Oil and water don't mix. This was a quote from Susan Hedman, regional Environmental Protection Agency (EPA) commander, stating the obvious Monday night to around 750 in the Marshall High School gymnasium.

Oil and water don't mix.



This was a quote from Susan Hedman, regional Environmental Protection Agency (EPA) commander, stating the obvious Monday night to around 750 in the Marshall High School gymnasium.



The crowd estimate came from Cpt. Matt Sexton of the Calhoun County Sheriff's Office, who said his department has been putting in much overtime during the disaster.



Prior to the event, on Old 27 south of Marshall, Jay VanAntwerp and Jacob Washburn of the Fredonia Township Volunteer Fire Department were manning a post near the spill.



They have been stationed there 24/7, in case of any further emergencies, and said the Marshall Township VFD was doing the same elsewhere.



Hedman opened the event, and citizens heard representatives of a number of agencies, including Calhoun County Health Officer James Rutherford, who produced some numbers:




26 people have been treated in ER in relation to the spill.

31 of 100 wells in the spill area have been tested and deemed safe.

Benzene levels in the air are down, although there are still some “hot spots.”

61 households have been advised to evacuate,12 have done so and 27 had thus far declined.


Rutherford called the evacuations “recommended.”



The agricultural community in the area of Talmadge Creek and the Kalamazoo River has been banned from using water from those sources for irrigation or any other farm operations, and Rutherford said people were advised not to swim or even touch the waters.

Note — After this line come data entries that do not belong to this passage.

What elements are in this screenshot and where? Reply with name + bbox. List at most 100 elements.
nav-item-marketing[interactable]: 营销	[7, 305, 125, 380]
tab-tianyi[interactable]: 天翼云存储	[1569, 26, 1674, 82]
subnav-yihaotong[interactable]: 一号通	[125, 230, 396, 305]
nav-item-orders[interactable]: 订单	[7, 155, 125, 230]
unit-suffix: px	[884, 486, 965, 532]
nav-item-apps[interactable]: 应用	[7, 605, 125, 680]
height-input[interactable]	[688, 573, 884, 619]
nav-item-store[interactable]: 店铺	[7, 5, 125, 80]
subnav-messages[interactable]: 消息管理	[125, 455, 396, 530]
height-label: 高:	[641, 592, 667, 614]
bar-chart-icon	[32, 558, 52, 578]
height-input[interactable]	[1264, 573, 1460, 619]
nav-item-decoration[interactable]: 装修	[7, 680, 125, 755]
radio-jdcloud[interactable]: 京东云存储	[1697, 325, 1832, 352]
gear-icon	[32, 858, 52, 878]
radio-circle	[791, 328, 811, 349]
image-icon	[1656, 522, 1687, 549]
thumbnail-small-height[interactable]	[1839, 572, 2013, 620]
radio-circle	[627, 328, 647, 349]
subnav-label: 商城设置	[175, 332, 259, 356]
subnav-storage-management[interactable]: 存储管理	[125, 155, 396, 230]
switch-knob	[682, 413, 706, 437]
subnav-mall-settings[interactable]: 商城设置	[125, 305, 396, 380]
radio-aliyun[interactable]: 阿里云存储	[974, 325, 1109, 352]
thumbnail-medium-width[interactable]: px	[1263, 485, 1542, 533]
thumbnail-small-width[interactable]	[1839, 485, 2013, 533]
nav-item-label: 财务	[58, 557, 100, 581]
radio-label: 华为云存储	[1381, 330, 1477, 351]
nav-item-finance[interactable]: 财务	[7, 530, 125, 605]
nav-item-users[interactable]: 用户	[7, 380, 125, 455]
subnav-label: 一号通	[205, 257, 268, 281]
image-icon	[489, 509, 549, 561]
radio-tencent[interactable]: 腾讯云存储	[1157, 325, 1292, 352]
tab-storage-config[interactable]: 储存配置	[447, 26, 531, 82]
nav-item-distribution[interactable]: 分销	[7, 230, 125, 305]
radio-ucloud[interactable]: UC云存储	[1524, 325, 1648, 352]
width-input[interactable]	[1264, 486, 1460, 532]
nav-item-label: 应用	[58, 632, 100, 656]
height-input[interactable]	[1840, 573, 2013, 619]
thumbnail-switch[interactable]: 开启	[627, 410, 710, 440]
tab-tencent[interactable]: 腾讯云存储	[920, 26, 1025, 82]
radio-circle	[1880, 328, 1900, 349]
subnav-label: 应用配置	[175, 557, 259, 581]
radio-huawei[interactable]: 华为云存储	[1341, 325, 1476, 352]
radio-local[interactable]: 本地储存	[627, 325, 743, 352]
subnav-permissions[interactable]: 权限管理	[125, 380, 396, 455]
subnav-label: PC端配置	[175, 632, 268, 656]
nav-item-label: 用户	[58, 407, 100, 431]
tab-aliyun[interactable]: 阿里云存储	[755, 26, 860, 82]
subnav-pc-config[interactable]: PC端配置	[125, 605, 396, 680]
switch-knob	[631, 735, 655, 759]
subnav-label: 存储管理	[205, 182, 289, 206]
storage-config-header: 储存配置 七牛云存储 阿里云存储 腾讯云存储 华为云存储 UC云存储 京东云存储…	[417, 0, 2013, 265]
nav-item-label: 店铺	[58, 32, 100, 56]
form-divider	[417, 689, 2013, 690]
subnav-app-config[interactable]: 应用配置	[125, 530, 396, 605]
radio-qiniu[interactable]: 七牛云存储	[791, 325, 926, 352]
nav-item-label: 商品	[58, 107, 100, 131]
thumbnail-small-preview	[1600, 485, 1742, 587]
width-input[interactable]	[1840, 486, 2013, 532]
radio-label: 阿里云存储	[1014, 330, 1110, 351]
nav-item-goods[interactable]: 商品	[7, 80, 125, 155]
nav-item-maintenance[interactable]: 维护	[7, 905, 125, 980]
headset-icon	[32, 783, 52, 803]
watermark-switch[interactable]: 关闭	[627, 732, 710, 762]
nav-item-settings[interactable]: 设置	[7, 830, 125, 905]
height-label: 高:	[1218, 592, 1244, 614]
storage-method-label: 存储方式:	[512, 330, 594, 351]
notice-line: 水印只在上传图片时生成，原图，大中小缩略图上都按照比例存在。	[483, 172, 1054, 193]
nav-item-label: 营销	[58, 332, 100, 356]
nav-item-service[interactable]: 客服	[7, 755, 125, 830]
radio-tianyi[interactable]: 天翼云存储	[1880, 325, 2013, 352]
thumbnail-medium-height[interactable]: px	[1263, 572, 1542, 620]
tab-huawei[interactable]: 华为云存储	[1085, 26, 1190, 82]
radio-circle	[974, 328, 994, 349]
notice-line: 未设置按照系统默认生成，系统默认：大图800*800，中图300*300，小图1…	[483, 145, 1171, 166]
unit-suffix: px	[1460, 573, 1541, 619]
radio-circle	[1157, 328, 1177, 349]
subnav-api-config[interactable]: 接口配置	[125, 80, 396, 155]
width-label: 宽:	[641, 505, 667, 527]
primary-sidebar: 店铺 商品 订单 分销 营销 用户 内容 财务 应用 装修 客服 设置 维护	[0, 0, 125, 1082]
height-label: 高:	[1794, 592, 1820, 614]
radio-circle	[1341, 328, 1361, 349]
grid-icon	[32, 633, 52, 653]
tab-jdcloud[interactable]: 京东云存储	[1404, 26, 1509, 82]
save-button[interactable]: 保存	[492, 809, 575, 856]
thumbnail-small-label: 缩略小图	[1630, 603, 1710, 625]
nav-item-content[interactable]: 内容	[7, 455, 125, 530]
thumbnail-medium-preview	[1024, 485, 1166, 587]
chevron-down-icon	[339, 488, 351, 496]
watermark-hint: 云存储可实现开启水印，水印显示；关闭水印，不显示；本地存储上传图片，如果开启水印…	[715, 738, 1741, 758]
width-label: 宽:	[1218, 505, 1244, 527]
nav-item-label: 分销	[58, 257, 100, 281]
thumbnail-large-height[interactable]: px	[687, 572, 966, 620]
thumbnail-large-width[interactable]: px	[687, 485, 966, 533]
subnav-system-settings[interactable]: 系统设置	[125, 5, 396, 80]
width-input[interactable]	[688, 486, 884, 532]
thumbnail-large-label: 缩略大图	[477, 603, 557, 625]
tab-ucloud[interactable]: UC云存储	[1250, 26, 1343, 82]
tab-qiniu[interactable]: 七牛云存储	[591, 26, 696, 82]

The state Department of Community Health (MDCH), he said, advised people not to eat any fish from the river from the area of the spill to Morrow Dam.



Hedman showed a picture of the booms in Morrow Lake 25 miles west, considered the last line of defense in keeping the oil from Lake Michigan.



“There has been a remarkable capture of the oil,” she said. “By no means is that job done.”



She showed booms used in trying to contain the oil, and a picture of the Ceresco Dam, five miles west, before the spill, and pledged it would look like that once again.



Mark Durno, also of the EPA, said there were 78,000 feet of booms deployed in 37 locations, and that the oil-laden water would be “dispensed” in a landfill. He said some 1.8 million gallons of oil and water had been removed.



“We're going to be here months, not weeks, cleaning this thing up,” he said.



Rebecca Humphries, state Department of Natural Resources and Environment (DNRE), said their staff on the ground was monitoring and collecting samples.



“We plan to monitor the river for years,” she said. “We will hold Enbridge to their promise.”



Enbridge, Inc. President and CEO Pat Daniel has pledged “Enbridge is going to do what it takes to clean this up and restore the natural beauty of this area.”



Peter Knudson, of the National Transportation Safety Board, discussed the timeline of events, going back to Sunday, July 25, and said it was a Consumer's Energy worker on the road who first reported sighting the oil.



Valdo Calvert, a U.S. Fish and Wildlife Service (USFWS) veteran of such operations, described the animal reclamation and rehabilitation process, and praised the public.



“I don't think I've ever seen such a local outpouring, of people who care,” he said.



After the formal event, the public gathered in another area to talk to various officials, and many lingered outside the school, where aerial maps of the area were displayed, and Enbridge provided cold bottled water and cookies for the public.